This is exactly why I wrote this blog entry and keep it updated. We need to either fix this or tell everybody we can reach before upgrading to Buster. Otherwise this will lead to huge amounts of systems dead on the network after what looked like a successful upgrade.
Some interesting tidbits were mentioned within the thread:
Raphael Hertzog fixed the issue for Kali Linux by installing haveged by default. Michael Prokop did the same for the grml distribution within its December 2018 release.
Ben Hutchings pointed to an interesting thread on the debian-release mailing list he kicked off in May 2018. Multiple people summarized the options and the fact that there is no "general solution that is both correct and easy" at the time.
Sam Hartman identified Debian Buster VMs running under VMware as an issue, because that supervisor does not provide virtio-rng. So Debian VMs wouldn't boot into ssh availability within a reasonable time. This is an issue for real world use cases albeit running a proprietary product as the supervisor.
16.01.2019
Daniel Kahn Gillmor wrote in to explain a risk for VMs starting right after the boot of the host OS:
If that pool is used by the guest to generate long-term secrets because it appears to be well-initialized, that could be a serious problem.
(e.g. "Mining your P's and Q's" by Heninger et al -- https://factorable.net/weakkeys12.extended.pdf)
I've just opened https://bugs.launchpad.net/qemu/+bug/1811758 to report a way to improve that situation in qemu by default.
So ... make sure that your host OS has access to a hardware random number generator or at least carries over its random seed properly across reboots. You could also delay VM starts until the crng on the host Linux is fully initialized (random: crng init done
).
Otherwise your VMs may get insufficiently generated pseudo-random numbers and won't even know.
12.03.2019
Stefan Fritsch revived the thread on debian-devel again and got a few more interesting titbits out of the developer community:
Ben Hutchings has enabled CONFIG_RANDOM_TRUST_CPU for Debian kernels from 4.19.20-1 so the problem is somewhat contained for recent CPU AMD64 systems (RDRAND capable) in Buster.

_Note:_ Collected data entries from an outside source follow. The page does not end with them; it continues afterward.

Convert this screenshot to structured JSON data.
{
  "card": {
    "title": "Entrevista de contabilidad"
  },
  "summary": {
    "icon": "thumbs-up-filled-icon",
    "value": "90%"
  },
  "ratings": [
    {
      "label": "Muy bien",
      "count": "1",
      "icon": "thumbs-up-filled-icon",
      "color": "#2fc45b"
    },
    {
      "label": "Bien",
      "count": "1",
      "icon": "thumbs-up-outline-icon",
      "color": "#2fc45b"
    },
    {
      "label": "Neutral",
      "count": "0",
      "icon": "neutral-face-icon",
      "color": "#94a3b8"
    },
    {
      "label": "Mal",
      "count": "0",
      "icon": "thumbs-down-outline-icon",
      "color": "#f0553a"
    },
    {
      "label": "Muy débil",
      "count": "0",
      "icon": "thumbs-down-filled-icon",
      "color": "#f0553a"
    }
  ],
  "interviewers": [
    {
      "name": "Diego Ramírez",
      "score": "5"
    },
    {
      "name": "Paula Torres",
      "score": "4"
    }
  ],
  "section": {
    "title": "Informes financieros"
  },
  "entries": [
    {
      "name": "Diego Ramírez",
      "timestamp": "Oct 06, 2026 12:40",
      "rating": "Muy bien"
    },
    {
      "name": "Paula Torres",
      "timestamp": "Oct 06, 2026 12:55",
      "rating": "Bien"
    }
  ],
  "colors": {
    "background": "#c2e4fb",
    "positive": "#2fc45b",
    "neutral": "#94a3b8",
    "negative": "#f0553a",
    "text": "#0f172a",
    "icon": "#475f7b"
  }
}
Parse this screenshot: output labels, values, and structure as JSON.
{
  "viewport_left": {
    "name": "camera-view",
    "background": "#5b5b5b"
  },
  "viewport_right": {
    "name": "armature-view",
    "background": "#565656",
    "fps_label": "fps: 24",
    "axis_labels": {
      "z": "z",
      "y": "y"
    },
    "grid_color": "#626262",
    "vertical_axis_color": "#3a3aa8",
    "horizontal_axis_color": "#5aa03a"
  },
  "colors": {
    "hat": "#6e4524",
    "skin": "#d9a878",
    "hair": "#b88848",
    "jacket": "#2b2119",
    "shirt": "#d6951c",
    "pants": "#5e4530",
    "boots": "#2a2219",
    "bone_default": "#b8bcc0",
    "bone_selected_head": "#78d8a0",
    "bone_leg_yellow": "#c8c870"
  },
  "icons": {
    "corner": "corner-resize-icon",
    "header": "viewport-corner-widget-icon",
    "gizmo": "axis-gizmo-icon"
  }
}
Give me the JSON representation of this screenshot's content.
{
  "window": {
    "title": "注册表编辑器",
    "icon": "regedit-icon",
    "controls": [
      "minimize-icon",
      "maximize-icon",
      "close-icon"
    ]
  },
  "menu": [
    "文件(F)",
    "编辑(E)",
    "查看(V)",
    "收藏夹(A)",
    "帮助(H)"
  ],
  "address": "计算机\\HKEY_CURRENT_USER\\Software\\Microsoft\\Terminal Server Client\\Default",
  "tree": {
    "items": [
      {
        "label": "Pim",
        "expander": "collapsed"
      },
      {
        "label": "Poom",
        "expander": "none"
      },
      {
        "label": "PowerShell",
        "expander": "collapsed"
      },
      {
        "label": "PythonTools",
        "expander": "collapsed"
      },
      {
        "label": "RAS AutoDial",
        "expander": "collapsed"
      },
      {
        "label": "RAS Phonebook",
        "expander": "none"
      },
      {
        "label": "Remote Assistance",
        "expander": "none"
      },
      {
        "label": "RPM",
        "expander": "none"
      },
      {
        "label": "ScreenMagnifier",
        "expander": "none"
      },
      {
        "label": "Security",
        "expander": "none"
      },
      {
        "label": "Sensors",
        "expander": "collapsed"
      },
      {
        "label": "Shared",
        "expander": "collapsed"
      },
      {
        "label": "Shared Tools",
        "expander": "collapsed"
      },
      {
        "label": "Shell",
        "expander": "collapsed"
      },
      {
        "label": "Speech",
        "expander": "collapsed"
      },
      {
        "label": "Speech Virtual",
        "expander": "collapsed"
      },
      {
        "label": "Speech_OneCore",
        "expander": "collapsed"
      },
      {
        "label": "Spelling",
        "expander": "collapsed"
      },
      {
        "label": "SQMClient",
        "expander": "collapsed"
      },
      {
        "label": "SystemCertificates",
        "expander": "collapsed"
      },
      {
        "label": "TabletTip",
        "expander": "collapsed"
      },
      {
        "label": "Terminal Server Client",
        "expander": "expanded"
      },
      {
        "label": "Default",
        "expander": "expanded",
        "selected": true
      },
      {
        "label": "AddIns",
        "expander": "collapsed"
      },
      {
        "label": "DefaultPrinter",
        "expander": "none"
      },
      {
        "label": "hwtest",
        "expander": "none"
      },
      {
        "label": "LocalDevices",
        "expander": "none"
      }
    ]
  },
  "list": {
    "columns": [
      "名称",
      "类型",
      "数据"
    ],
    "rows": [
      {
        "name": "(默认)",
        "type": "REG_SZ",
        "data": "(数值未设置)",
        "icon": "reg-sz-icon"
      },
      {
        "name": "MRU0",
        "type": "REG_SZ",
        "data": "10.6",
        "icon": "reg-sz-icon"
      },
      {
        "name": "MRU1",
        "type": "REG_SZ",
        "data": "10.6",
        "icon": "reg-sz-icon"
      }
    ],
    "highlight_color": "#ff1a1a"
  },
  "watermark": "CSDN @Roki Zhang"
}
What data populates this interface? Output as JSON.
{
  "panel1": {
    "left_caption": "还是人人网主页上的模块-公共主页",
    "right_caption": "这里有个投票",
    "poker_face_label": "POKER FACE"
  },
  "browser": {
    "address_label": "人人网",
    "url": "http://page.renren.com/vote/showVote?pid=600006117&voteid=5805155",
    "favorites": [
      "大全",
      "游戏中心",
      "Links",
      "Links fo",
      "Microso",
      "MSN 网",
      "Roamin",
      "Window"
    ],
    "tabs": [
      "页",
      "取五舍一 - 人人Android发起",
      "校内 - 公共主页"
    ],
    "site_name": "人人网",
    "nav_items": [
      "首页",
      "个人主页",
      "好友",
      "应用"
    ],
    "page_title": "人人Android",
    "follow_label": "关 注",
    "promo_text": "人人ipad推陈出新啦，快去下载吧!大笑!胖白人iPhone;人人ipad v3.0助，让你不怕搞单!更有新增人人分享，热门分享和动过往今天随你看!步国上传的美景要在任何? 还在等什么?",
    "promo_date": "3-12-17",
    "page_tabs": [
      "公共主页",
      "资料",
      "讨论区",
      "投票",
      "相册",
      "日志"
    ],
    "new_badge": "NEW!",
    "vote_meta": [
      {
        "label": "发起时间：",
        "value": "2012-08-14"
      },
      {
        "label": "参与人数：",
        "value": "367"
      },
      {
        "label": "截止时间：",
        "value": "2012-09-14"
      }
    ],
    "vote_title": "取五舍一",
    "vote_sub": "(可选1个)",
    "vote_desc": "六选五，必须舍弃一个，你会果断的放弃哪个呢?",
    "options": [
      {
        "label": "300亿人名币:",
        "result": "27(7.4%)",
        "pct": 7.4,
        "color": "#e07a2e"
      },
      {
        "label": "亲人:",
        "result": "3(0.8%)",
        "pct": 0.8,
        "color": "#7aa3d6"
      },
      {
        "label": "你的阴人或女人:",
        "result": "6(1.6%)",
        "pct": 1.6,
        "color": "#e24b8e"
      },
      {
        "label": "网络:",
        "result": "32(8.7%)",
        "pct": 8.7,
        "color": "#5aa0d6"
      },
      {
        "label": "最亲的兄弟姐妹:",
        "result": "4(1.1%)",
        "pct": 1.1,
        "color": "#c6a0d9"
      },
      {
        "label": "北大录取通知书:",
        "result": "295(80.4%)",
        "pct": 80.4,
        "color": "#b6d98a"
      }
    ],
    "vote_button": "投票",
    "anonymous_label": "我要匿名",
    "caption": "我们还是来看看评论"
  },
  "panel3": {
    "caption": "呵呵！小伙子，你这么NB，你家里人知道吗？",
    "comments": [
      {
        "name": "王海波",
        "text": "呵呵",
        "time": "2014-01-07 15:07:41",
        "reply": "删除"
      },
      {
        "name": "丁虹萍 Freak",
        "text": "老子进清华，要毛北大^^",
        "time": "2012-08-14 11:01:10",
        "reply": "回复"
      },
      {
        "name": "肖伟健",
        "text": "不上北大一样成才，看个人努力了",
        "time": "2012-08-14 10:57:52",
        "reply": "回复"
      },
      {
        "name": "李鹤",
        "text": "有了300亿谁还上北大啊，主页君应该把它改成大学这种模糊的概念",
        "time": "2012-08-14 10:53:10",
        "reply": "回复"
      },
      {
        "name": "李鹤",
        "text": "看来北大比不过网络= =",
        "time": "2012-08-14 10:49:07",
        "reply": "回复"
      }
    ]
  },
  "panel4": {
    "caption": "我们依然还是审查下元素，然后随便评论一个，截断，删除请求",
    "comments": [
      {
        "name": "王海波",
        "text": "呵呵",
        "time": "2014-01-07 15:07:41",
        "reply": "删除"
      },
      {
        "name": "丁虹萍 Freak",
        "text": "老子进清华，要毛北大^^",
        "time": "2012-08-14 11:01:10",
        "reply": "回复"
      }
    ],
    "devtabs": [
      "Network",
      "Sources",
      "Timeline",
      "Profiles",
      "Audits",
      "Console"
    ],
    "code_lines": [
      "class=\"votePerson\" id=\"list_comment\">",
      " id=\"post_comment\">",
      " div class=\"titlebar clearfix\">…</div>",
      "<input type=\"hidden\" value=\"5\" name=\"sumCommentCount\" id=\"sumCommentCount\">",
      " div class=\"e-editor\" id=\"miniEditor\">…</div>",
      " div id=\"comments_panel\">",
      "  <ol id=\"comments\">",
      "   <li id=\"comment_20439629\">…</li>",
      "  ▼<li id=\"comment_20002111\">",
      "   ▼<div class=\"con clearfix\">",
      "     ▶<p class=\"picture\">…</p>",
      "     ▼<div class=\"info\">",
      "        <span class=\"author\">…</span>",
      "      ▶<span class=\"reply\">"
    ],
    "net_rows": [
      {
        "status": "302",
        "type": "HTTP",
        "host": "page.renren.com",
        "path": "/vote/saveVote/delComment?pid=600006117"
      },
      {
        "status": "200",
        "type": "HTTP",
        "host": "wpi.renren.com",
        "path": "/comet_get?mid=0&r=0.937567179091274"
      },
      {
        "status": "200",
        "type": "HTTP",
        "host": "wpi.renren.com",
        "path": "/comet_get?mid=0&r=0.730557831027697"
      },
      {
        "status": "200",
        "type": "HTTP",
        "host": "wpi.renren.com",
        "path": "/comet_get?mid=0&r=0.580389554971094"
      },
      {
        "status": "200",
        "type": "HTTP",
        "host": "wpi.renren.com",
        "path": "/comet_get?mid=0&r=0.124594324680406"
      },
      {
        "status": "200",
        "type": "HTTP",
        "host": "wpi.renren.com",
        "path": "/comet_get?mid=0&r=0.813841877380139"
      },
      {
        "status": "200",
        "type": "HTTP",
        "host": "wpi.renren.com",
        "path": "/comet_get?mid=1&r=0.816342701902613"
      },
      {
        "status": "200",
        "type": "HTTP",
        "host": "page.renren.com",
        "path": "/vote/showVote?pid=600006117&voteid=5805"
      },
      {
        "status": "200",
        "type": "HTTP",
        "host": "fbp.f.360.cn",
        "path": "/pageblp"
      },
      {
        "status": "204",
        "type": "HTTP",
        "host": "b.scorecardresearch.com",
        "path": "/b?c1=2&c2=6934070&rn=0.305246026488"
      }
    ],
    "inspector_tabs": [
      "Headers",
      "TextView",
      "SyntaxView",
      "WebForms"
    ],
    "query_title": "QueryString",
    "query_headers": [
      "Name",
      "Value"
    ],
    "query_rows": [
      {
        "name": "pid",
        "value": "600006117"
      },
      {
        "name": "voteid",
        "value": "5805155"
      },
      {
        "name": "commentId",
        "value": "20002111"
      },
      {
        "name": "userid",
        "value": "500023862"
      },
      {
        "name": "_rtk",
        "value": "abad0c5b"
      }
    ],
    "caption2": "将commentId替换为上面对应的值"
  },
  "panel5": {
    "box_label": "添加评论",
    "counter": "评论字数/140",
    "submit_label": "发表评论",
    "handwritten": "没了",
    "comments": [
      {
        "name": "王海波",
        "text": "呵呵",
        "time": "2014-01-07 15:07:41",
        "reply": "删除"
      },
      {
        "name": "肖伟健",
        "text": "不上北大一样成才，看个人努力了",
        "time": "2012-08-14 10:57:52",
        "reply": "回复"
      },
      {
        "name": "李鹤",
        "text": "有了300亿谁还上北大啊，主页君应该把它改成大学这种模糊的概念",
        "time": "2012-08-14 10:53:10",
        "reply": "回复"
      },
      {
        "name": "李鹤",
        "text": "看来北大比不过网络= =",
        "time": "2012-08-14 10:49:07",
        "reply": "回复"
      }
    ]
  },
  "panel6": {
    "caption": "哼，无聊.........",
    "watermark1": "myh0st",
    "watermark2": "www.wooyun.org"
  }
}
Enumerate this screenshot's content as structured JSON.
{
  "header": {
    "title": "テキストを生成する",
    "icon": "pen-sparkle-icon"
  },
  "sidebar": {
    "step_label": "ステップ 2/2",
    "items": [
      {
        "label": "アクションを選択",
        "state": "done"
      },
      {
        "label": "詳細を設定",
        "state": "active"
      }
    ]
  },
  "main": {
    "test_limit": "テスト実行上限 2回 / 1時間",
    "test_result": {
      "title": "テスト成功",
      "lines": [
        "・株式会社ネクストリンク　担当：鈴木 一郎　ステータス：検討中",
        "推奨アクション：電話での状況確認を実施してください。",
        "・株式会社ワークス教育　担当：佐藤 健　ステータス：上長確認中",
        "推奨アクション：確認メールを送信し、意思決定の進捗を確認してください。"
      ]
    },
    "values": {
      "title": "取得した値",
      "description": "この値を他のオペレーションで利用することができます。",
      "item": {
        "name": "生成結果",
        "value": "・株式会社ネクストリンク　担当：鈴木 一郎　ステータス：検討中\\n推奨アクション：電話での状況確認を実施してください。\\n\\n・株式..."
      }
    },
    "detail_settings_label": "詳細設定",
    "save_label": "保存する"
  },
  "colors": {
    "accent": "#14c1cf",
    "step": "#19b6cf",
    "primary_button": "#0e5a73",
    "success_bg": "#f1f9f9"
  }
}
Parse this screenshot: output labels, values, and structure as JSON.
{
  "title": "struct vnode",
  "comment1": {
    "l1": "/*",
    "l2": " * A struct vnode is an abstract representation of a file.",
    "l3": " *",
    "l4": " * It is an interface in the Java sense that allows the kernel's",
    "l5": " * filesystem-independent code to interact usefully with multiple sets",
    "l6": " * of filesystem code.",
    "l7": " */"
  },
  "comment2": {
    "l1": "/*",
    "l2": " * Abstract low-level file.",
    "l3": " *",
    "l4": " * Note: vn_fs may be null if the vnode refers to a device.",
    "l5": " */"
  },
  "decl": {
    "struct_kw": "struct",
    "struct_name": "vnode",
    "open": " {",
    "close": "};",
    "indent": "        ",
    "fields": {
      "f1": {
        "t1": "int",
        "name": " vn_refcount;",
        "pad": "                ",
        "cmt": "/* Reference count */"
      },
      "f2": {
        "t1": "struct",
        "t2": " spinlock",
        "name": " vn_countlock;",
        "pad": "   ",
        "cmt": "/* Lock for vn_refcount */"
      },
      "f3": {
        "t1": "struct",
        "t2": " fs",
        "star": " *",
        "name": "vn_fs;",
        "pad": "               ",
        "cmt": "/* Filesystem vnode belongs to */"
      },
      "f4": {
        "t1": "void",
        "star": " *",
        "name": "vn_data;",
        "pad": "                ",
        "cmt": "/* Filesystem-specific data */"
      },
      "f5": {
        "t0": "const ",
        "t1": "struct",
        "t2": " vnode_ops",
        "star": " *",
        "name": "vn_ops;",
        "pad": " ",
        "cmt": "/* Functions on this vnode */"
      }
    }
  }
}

Thorsten Glaser developed early-rng-init-tools which combine a few options to try and get entropy carried across boot and generated early during boot. He received some scrutiny as can be expected but none that would discourage me from using it. He explains that this is for early boot and thus has initrd integration. It complements safer randomness sources or haveged.
-
it will return with EAGAIN in the GRND_NONBLOCK use case. The blocking behaviour when lacking entropy is a security measure as per Bug #1559 of Google's Project Zero. ↩
-
Update 18.12.2018: "SysVinit times" ::= "The times when most Linux distros used SysVinit over other init systems." So Wheezy and previous for Debian. Some people objected to the statement, so I added this footnote as a clarification. See the discussion in the comments below. ↩
-
there is no Buster branch in the release notes repository yet (2018-12-17) ↩